Reliance a annoncé mardi avoir accordé à Brookfield Capital Partners LLC un accès aux documents nécessaires à la due diligence pour une durée maximale de huit semaines, après avoir présenté sa dernière offre à 4,75 dollars australiens par action.
La société visée par le rachat a indiqué que Brookfield avait formulé une série d’offres indicatives entièrement en numéraire en avril et mai, commençant à 4,15 dollars australiens, avant de passer à 4,25 puis à 4,50 dollars australiens par action. Brookfield n’a pas souhaité commenter cette offre.
L’offre de Brookfield est en hausse de 5,5 % par rapport à la précédente et s’e à une prime de 31,6 % par rapport au cours de clôture de l’action Reliance lundi, a indiqué la société.
L'action Reliance a progressé de près de 25 % mardi pour clôturer à 4,50 dollars australiens, son plus haut niveau depuis plus d'un an, mais s'échangeait toujours en dessous du prix proposé par Brookfield.

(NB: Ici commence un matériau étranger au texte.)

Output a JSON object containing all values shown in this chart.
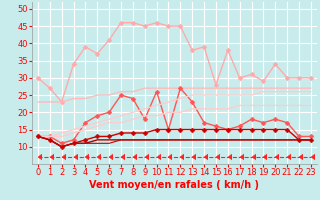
{
  "x": [
    0,
    1,
    2,
    3,
    4,
    5,
    6,
    7,
    8,
    9,
    10,
    11,
    12,
    13,
    14,
    15,
    16,
    17,
    18,
    19,
    20,
    21,
    22,
    23
  ],
  "series": [
    {
      "name": "rafales_max",
      "color": "#ffaaaa",
      "lw": 1.0,
      "marker": "D",
      "markersize": 2.5,
      "values": [
        30,
        27,
        23,
        34,
        39,
        37,
        41,
        46,
        46,
        45,
        46,
        45,
        45,
        38,
        39,
        28,
        38,
        30,
        31,
        29,
        34,
        30,
        30,
        30
      ]
    },
    {
      "name": "rafales_trend",
      "color": "#ffbbbb",
      "lw": 1.0,
      "marker": null,
      "markersize": 0,
      "values": [
        23,
        23,
        23,
        24,
        24,
        25,
        25,
        26,
        26,
        27,
        27,
        27,
        27,
        27,
        27,
        27,
        27,
        27,
        27,
        27,
        27,
        27,
        27,
        27
      ]
    },
    {
      "name": "vent_max",
      "color": "#ff5555",
      "lw": 1.0,
      "marker": "D",
      "markersize": 2.5,
      "values": [
        13,
        13,
        11,
        12,
        17,
        19,
        20,
        25,
        24,
        18,
        26,
        15,
        27,
        23,
        17,
        16,
        15,
        16,
        18,
        17,
        18,
        17,
        13,
        13
      ]
    },
    {
      "name": "vent_trend_high",
      "color": "#ffcccc",
      "lw": 1.0,
      "marker": null,
      "markersize": 0,
      "values": [
        13,
        13,
        14,
        15,
        16,
        17,
        18,
        19,
        20,
        21,
        22,
        23,
        24,
        25,
        25,
        25,
        25,
        25,
        25,
        26,
        26,
        26,
        26,
        26
      ]
    },
    {
      "name": "vent_trend_mid",
      "color": "#ffcccc",
      "lw": 1.0,
      "marker": null,
      "markersize": 0,
      "values": [
        13,
        13,
        13,
        14,
        15,
        16,
        17,
        17,
        18,
        19,
        19,
        20,
        20,
        21,
        21,
        21,
        21,
        22,
        22,
        22,
        22,
        22,
        22,
        22
      ]
    },
    {
      "name": "vent_mean",
      "color": "#cc0000",
      "lw": 1.0,
      "marker": "D",
      "markersize": 2.5,
      "values": [
        13,
        12,
        10,
        11,
        12,
        13,
        13,
        14,
        14,
        14,
        15,
        15,
        15,
        15,
        15,
        15,
        15,
        15,
        15,
        15,
        15,
        15,
        12,
        12
      ]
    },
    {
      "name": "vent_min",
      "color": "#aa0000",
      "lw": 1.0,
      "marker": null,
      "markersize": 0,
      "values": [
        13,
        12,
        10,
        11,
        11,
        12,
        12,
        12,
        12,
        12,
        12,
        12,
        12,
        12,
        12,
        12,
        12,
        12,
        12,
        12,
        12,
        12,
        12,
        12
      ]
    },
    {
      "name": "vent_base",
      "color": "#cc0000",
      "lw": 0.8,
      "marker": null,
      "markersize": 0,
      "values": [
        13,
        12,
        10,
        11,
        11,
        11,
        11,
        12,
        12,
        12,
        12,
        12,
        12,
        12,
        12,
        12,
        12,
        12,
        12,
        12,
        12,
        12,
        12,
        12
      ]
    },
    {
      "name": "dashed_arrows",
      "color": "#ff2222",
      "lw": 0.8,
      "marker": 4,
      "markersize": 4,
      "linestyle": "--",
      "values": [
        7,
        7,
        7,
        7,
        7,
        7,
        7,
        7,
        7,
        7,
        7,
        7,
        7,
        7,
        7,
        7,
        7,
        7,
        7,
        7,
        7,
        7,
        7,
        7
      ]
    }
  ],
  "xlabel": "Vent moyen/en rafales ( km/h )",
  "xlim": [
    -0.5,
    23.5
  ],
  "ylim": [
    5,
    52
  ],
  "yticks": [
    10,
    15,
    20,
    25,
    30,
    35,
    40,
    45,
    50
  ],
  "xticks": [
    0,
    1,
    2,
    3,
    4,
    5,
    6,
    7,
    8,
    9,
    10,
    11,
    12,
    13,
    14,
    15,
    16,
    17,
    18,
    19,
    20,
    21,
    22,
    23
  ],
  "bg_color": "#c8ecec",
  "grid_color": "#ffffff",
  "tick_color": "#ff0000",
  "label_color": "#ff0000",
  "xlabel_fontsize": 7,
  "tick_fontsize": 6
}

Reliance a indiqué que son bénéfice net annuel était tombé à 6,3 millions de dollars pour l’exercice 2026 clos le 30 juin, contre 125 millions de dollars l’année précédente. La société a expliqué que cette forte baisse résultait d’une dépréciation de 103,3 millions de dollars liée à la fermeture d’une usine de fabrication de métaux en Asie-Pacifique.

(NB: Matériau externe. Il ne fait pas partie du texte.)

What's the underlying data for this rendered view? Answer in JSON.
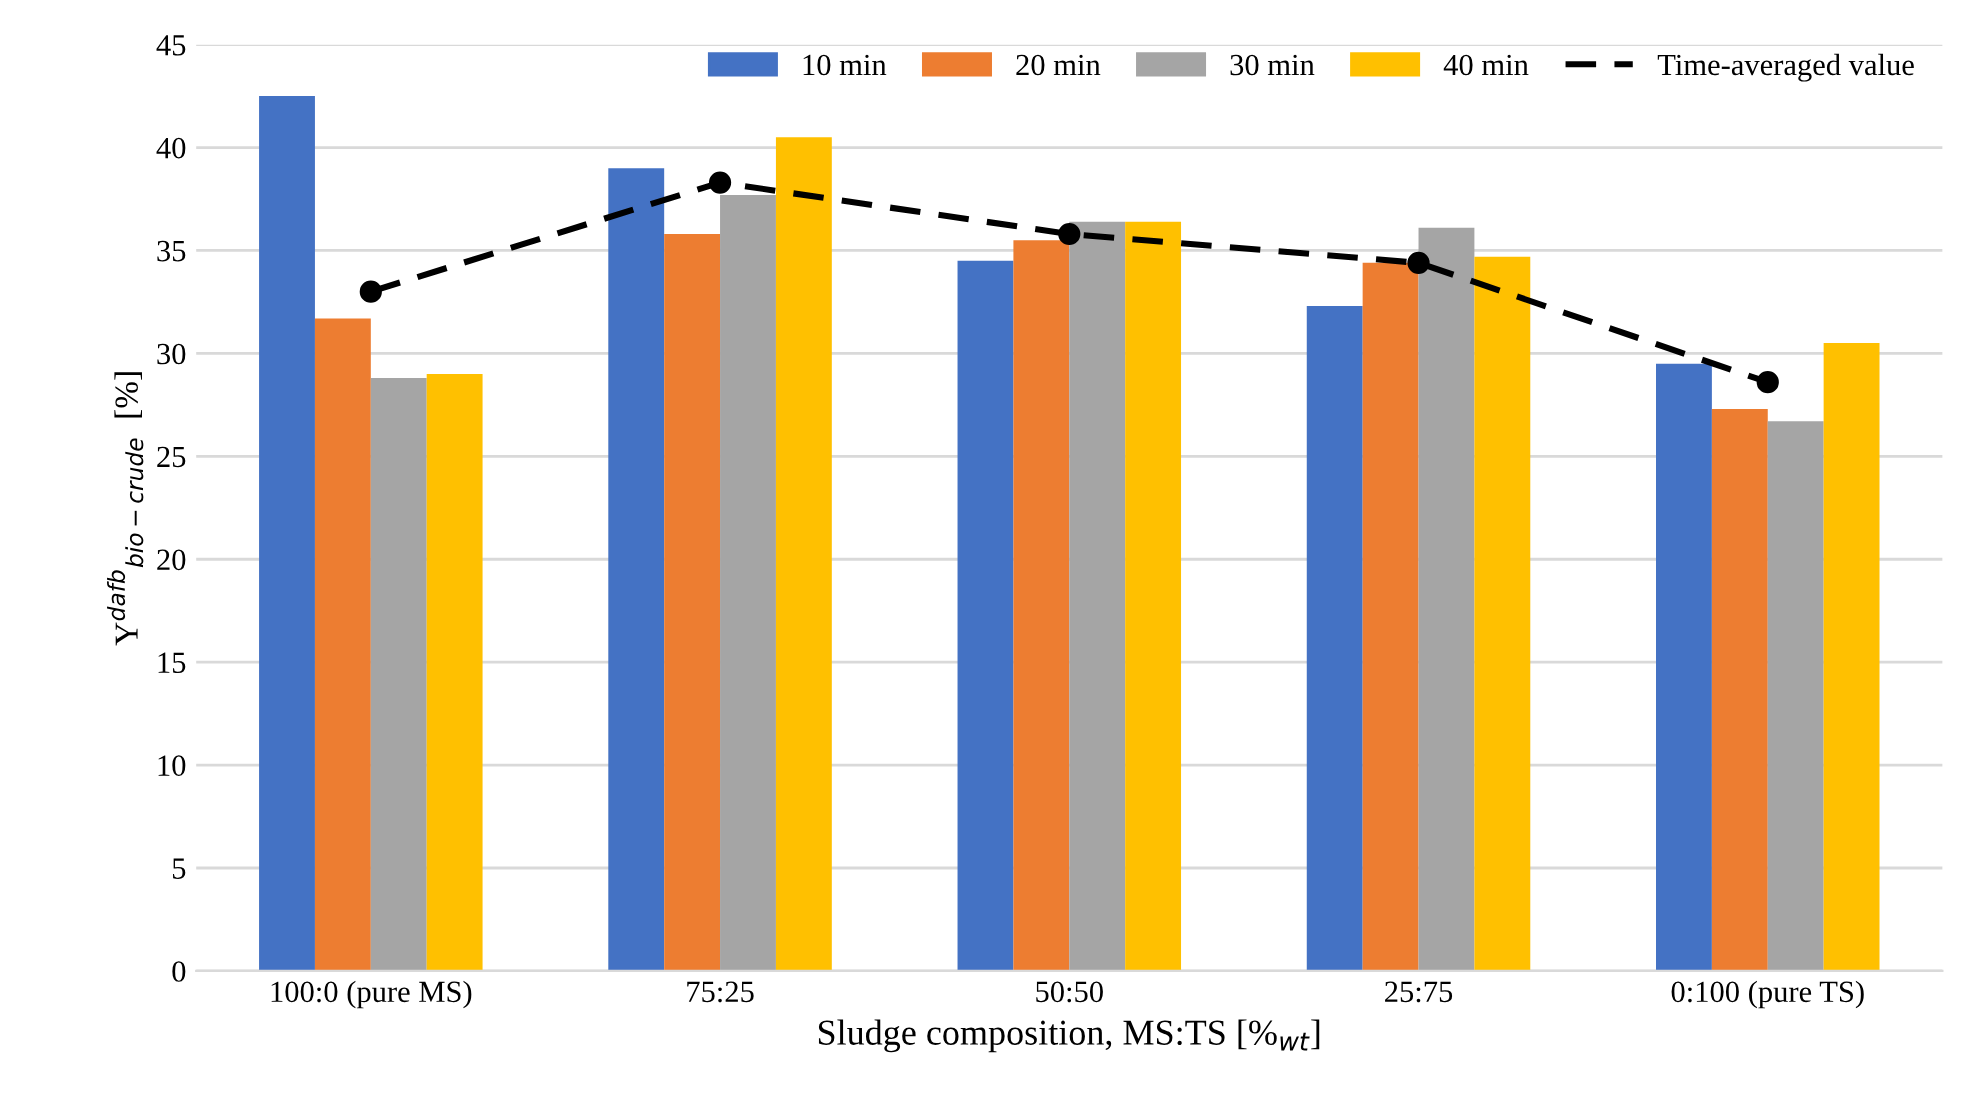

La majeure partie des bénéfices de Reliance est générée en Amérique du Nord, où, selon le directeur général Heath Sharp, les perspectives de l’entreprise ont été durement touchées par les droits de douane. Une hausse de plus de 40 % des prix du cuivre a également pesé sur Reliance, a-t-il ajouté.
“Ces dernières années ont été vraiment très difficiles”, a déclaré Sharp à Reuters lors d’une interview.
“Nos collaborateurs se sont mobilisés pour faire face aux difficultés et continueront à le faire, quelle que soit la structure de l'actionnariat. Nous ferons ce que nous avons à faire. Nous croyons en notre stratégie, nous allons aller de l'avant.”
Reliance a désigné Goldman Sachs et Oaktower Partnership comme conseillers financiers pour ce projet.